Whole-genome sequencing of colorectal cancer

Objective: Colorectal cancer (CRC) is the third most common tumor worldwide and the second leading cause of cancer-related deaths. Colorectal cancer progresses slowly, and patients have to endure pain for a long time, both before and after surgery. The incidence rate has been increasing year by year in recent years, and the survival rate of patients is low. A significant percentage of colorectal cancers are hereditary. Therefore, it is important to analyze the genomic profiles of colorectal cancer and its paraneoplastic tissues, explore the disease-causing risk genes, and search for the potential novel therapeutic targets to improve the therapeutic efficacy of colorectal cancer.Methods: Whole genome sequencing was performed on tumor and paraneoplastic tissue samples from 26 colorectal cancer patients to obtain somatic and germ line mutation data.

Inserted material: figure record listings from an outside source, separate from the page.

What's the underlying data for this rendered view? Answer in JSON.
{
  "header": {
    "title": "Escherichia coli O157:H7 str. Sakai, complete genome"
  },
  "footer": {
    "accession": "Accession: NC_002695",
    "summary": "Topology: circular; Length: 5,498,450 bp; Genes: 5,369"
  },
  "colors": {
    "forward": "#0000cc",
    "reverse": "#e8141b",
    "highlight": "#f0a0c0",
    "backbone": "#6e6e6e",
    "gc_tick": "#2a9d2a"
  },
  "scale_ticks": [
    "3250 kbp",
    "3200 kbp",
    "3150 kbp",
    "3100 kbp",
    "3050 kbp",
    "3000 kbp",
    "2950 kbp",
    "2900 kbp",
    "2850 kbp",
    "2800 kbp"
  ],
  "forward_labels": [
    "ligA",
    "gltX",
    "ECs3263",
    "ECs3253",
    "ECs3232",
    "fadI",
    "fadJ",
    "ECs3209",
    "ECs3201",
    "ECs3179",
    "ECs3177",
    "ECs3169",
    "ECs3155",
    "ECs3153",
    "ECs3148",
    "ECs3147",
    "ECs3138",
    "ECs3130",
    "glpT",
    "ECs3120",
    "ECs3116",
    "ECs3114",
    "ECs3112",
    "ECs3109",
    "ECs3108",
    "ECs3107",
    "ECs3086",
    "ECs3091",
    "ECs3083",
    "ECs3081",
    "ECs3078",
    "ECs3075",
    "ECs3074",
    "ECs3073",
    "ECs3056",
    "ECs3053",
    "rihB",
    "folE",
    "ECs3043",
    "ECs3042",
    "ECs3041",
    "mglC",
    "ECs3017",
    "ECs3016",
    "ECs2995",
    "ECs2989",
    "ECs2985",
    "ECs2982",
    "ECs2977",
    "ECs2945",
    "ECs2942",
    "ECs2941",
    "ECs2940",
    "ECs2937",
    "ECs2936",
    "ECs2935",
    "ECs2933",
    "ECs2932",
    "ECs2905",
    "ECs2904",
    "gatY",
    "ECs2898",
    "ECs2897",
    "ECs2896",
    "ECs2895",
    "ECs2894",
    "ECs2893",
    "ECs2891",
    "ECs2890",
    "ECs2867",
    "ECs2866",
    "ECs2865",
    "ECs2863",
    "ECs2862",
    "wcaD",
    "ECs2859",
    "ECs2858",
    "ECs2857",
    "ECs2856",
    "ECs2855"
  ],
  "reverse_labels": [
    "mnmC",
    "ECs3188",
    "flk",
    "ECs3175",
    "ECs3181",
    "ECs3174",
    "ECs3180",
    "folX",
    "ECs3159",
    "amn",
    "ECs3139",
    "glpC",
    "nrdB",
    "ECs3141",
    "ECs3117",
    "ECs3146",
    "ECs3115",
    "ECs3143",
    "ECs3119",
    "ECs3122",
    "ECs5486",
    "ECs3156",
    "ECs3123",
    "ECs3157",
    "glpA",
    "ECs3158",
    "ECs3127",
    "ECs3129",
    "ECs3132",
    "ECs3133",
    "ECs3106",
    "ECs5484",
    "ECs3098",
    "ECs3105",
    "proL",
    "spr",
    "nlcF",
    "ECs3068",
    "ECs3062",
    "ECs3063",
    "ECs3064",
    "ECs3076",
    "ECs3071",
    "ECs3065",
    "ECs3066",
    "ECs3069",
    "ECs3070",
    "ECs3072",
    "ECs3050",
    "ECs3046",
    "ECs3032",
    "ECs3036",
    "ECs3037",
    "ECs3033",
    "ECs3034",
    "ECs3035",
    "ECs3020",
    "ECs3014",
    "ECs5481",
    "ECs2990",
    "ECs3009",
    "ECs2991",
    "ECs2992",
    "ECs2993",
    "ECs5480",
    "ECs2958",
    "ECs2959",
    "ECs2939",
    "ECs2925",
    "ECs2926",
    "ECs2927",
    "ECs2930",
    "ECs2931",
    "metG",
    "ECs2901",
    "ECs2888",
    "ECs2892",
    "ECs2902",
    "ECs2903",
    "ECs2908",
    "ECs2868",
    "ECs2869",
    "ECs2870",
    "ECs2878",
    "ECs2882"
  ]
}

The mutation spectrum, mutation characteristics, high-frequency copy number variants, and high-frequency mutated and susceptibility genes were derived from these data. Genome maps of the tumor and paraneoplastic tissue samples were then drawn. Finally, pan-cancer species expression analysis, differential gene expression analysis, and protein blotting, immunohistochemistry, cell scratch, and cell viability assays were performed on the related susceptibility gene, SH3BP1, to verify its expression level and function.Result:Significant differences in gene mutations were found between tumor tissues and normal tissues adjacent to the cancer through whole genome sequencing. Based on the mutation data, SH3BP1 was selected as a target gene. The differential expression of SH3BP1 in tumor and paraneoplastic normal tissues was demonstrated through pan-cancer species and gene expression difference analyses, as well as through immunohistochemistry and protein blotting. Cell scratch and CCK8 experiments revealed that tumor cells with low SH3BP1 expression exhibited slower proliferation and migration. These results suggest that SH3BP1 may promote the proliferation and migration of colorectal cancer tumors.Conclusion: Whole genome sequencing revealed dramatic changes in the genome, particularly in the non-coding regions, during the transformation of normal tissue adjacent to cancer into cancerous tissue. Additionally, SH3BP1, a susceptibility gene identified in this study, plays a role in promoting colorectal cancer and is expected to be a new target for treatment.